1.Introduction

This is part of my research assistant work for Professor Megan S. Ryerson at the University of Pennsylvania who is conducting a comprehensive investigation on the disparity of air service in terms of frequency, direct service, and air fares across across airports within a megaregion. Such disparity leads travelers to drive long distances to access busy airports with lower fares and better air services instead of the nearest local airport, which is defined as “customer leakage” problem.

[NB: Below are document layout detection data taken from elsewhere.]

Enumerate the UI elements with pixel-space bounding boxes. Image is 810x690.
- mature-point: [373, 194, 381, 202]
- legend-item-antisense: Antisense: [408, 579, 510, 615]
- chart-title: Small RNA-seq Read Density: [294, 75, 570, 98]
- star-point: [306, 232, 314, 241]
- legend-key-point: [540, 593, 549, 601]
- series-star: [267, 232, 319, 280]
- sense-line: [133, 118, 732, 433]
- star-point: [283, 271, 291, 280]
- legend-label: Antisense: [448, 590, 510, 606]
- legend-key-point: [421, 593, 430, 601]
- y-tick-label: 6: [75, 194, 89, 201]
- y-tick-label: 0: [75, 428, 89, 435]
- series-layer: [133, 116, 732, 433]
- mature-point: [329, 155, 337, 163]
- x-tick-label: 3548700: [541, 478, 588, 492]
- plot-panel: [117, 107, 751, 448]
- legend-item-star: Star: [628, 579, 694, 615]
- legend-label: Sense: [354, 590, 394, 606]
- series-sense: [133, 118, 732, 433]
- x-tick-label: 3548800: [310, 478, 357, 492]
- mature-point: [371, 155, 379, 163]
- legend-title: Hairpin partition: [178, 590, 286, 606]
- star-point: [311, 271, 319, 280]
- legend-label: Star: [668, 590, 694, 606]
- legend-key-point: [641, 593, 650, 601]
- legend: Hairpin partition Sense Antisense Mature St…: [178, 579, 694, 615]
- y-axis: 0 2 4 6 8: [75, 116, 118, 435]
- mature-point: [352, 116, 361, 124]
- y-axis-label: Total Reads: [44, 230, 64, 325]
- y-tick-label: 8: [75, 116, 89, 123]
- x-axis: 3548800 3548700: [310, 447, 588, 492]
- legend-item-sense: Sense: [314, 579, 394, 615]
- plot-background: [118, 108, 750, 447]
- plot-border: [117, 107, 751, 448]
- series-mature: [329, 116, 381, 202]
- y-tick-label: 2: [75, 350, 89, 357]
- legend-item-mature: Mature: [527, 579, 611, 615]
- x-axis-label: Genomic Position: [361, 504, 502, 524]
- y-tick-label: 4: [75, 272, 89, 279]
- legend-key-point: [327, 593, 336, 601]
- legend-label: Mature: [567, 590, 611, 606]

My work in this project includes:

  • Analyze the DB1B data in R regarding flight frequency, direct service, and air fares.
  • Perform Network Analysis in ArcGIS to find out the distance between each census tract and each selected airport in the studyarea.
  • Calculate the utility of the selected airports in the study and plot the airport catchment map showing each airport’s market catchment. (This is initially done in ArcGIS but has been automated in R by my collegue and also my classmate - Eugene Chong)
  • Convert the Highest Market Share map into a cartogram based on the population in each census tract to better reflect the catchment volume.
  • Analyze data from ARC(Airlines Reporting Corporation) to calculate approximate percentage share of total passengers using the selected airport in the selected year in each zipcode.
  • Use data from airport’s annual report and Network Analysis in ArcGIS to make the extramile maps to visualize how many extra miles were actually traveled by all the “leaked” customers in the selected year.

2.Data

  • Airline Origin and Destination Survey (“DB1B”): a 10% sample of all airline tickets sold by reporting carriers published by the Bureau of Transportation Statistics (“BTS”)
  • Ticket Purchase data from Expedia including zipcode of customer’s billing address from ARC (Airlines Reporting Corporation)
  • Annual domestic enplanement from each airport’s annual report.

3. Method

In the first half of the analysis, each airport’s direct service utility and connecting service utility in each census tract were calculated using parameters including flight frequence of the selected destination, air fares, distance between each census tract and the airport, and total flight time (including dwelling time for connecting services). The market share of each airport was them computeted as:

e^(utility of selected airport)/sum(e^(utility of each airport in the study area))

In the second half of the analysis, I used ARC data to calculate the dominant airport’s percentage share of passengers in each zipcode in the study area. We made the assumption that the spatial distribution of ticket purchase in Expedia could well represent that of all the ticket purchased. The percetage share of airport i in zipcode j is calculated as:

#of ticket purchase using airport i in zipcode j/#of ticket purchase using airport i in the study area

Lastly, I used the total domestic enplanement data to calculate the approximate number of passengers in each zipcode using the selected airport and how many extramiles they traveled by those customers “leaked” from their nearest airport.

4. Southeast Megaregion

One of the study areas is the Texas-Oklahoma-Louisiana megaregion in which we were looking at eight airports (AUS, DAL, DFW, HOU, IAH, OKC, SAT, and SHV). We picked two destinations (SEA and ATL). This page only shows the analysis for flights from the selected airports to ATL.

4.1 Market Catchment

4.1.1 Highest marketshare

The map below shows which airport has the highest market share on flights to ATL in 2015 for each census tract in the study area. It is interesting to see that although SHV is an airport in this region, it does not have the highest market share for any tract in the study area.